生徒たちのことも含めた、この後の動きについて話し合いを終えると、最後に淀川が無陀野へ声をかける。


「スズはどうする。やっぱり置いてくのか?」

「あいつ次第だ」

「! じゃあ行きたいって言ったら連れてくつもりか」

「あぁ。俺が一緒なら問題ない」


"人手は多い方がいいだろう"

そう言って会議室を出て行く無陀野を、偵察部隊の2人は珍しいものでも見るかのように見送った。

意識的か無意識なのか分からないが、傍から見ればスズに対してかなり過保護な無陀野。

今回も安全な場所で留守番させるものだと思っていた。


「本当に人手のことだけを考えて言ったんでしょうかね」

「どういう意味だ」

「いや、隊長のライバルになるんじゃないかな〜と思っただけです。行きましょう!」


並木度の発言に少し首を傾げながら、淀川もまた彼に続いて部屋を出て行くのだった。





第29話 疑心暗鬼 / 悲傷





会議室を出た淀川は、部下たちにテキパキと指示を飛ばす。

彼に鍛えられているだけあって、皆が皆動きに無駄がなく、スムーズに事は進んだ。


「真澄隊長!最低限持っていける資料等まとめ終わりました」

「したら残りは処分して、お前ら隊員は別アジトに移動しろ。それと1つ頼みがある」

「はい?」

「俺らも移動か?」

「つまんねーな」


部下への頼み事が終わると、淀川は続いてブーブー文句を言っている若者たちへと指示を出す。

今回ばかりは、彼らの力が必要となるようだ。


「お前らには働いてもらう。糸口になる半グレを捜す仕事だ。桃と繋がる"関東ナッツ連合"はいくつかの店を経営している。

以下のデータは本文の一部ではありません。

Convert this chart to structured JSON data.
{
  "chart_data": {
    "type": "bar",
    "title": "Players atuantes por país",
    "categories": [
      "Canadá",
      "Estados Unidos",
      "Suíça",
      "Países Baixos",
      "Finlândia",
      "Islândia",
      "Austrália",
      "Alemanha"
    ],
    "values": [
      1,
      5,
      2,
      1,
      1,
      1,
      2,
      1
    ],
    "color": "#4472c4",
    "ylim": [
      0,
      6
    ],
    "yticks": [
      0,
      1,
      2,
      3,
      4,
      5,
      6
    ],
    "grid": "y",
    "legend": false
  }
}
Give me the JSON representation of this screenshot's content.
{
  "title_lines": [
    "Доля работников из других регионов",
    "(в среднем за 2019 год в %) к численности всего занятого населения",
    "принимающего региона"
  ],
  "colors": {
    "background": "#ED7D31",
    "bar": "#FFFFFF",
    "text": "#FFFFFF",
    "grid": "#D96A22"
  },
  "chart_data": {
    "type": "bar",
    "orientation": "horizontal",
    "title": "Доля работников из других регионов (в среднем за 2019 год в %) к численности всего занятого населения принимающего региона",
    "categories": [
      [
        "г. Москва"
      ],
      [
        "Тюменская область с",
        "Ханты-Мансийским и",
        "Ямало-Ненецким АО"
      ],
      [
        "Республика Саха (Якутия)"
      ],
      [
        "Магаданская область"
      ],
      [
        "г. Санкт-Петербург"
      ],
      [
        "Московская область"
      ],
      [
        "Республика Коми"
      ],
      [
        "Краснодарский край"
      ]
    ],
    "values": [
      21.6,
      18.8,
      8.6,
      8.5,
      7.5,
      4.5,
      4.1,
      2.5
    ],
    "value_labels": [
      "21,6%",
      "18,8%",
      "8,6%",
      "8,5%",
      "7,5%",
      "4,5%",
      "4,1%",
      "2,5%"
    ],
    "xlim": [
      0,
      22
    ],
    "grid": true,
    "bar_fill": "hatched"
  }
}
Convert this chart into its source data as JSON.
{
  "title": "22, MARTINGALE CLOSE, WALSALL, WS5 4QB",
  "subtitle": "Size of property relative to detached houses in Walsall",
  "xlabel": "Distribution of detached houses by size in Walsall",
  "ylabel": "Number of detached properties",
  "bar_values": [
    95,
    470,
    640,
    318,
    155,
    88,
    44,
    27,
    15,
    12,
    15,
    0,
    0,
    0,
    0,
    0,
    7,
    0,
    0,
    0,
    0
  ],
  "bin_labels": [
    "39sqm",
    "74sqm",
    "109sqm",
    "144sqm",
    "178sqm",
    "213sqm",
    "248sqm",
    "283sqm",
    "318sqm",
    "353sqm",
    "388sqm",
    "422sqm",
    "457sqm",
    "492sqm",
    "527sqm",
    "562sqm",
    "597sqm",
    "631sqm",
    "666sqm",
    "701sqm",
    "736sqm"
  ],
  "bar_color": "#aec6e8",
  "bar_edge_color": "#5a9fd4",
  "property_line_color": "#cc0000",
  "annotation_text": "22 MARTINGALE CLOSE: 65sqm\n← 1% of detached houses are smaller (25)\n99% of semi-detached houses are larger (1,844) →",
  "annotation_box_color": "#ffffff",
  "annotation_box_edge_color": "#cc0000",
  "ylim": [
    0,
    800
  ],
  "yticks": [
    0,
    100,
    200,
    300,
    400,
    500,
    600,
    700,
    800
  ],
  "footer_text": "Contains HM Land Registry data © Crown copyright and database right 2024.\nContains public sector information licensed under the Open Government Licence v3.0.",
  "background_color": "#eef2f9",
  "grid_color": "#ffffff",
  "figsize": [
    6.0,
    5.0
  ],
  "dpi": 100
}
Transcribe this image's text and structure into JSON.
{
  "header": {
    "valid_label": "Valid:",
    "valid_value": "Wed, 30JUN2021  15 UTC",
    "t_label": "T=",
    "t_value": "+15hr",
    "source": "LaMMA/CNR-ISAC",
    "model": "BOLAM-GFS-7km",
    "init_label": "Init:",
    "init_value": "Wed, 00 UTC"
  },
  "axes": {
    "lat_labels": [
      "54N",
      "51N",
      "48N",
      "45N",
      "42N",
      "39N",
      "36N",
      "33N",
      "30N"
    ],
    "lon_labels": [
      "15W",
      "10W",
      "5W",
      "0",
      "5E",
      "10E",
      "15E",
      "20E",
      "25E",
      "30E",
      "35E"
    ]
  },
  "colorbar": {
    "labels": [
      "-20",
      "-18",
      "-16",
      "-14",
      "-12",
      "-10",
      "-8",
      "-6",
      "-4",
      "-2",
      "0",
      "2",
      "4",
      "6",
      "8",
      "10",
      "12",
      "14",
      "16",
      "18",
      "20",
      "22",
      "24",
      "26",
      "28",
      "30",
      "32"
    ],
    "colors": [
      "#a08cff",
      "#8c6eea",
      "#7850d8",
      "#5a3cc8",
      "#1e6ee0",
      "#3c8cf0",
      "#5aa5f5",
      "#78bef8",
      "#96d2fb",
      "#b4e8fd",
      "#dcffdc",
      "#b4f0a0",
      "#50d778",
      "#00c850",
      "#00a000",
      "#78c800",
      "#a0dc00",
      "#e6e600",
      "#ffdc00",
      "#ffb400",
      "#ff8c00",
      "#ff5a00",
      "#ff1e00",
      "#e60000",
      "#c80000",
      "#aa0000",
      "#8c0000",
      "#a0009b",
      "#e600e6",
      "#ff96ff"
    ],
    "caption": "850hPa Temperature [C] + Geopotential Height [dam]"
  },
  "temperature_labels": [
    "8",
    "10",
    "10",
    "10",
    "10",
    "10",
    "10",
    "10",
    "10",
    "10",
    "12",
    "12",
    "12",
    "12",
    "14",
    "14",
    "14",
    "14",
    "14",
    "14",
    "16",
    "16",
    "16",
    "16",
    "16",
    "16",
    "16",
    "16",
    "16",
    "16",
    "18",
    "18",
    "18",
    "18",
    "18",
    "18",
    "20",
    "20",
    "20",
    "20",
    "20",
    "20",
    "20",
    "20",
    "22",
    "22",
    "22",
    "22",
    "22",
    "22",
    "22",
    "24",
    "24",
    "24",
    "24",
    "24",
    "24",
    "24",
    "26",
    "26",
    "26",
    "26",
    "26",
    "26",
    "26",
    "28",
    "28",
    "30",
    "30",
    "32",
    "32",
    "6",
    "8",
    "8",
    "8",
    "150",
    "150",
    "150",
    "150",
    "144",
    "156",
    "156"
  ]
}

 どっかに溜まってる可能性が高いけど、こっちは人手が足りねぇ。だからこんな感じでバラけて、半グレどもを捜してもらう」

「皇后崎は?」

「あいつには外れてもらう。あいつは他の隊員と移動してもらう。どんな能力かけられてるかわからねぇからな」


スズからの助言を受け、皇后崎は別室でヘッドホンにアイマスク姿で待機をしている。

それ以外の面々は矢颪・遊摺部、一ノ瀬・屏風ヶ浦、手術岾・漣でそれぞれペアを組み、半グレ捜索へと向かうことになった。

気合いを入れる仲間たちを寂しそうに見つめるスズに気づくと、淀川はスッと隣に並び、顔を覗き込みながら声をかける。


「スズも行きてぇか?」

「えっ!」

「ふっ。そんな顔してたぞ」

「…皆頑張ってるし、それはもちろん行きたいですけど…でも、分かってますから大丈夫です!」

「あいつと一緒なら参加してもいいってよ」


そう言って淀川がクイっと顎を向けた先には、腕を組んで立つ無陀野の姿があった。

驚いたように自分を見つめてくるスズに、無陀野は軽く頷いて見せる。


「どうする?俺と来るか?」

「はい!ありがとうございます!」

「5分後に出る。準備しておけよ」

「了解です!」


自分も役に立てると喜ぶスズに目をやる無陀野と淀川は、同じように優しい眼差しだった。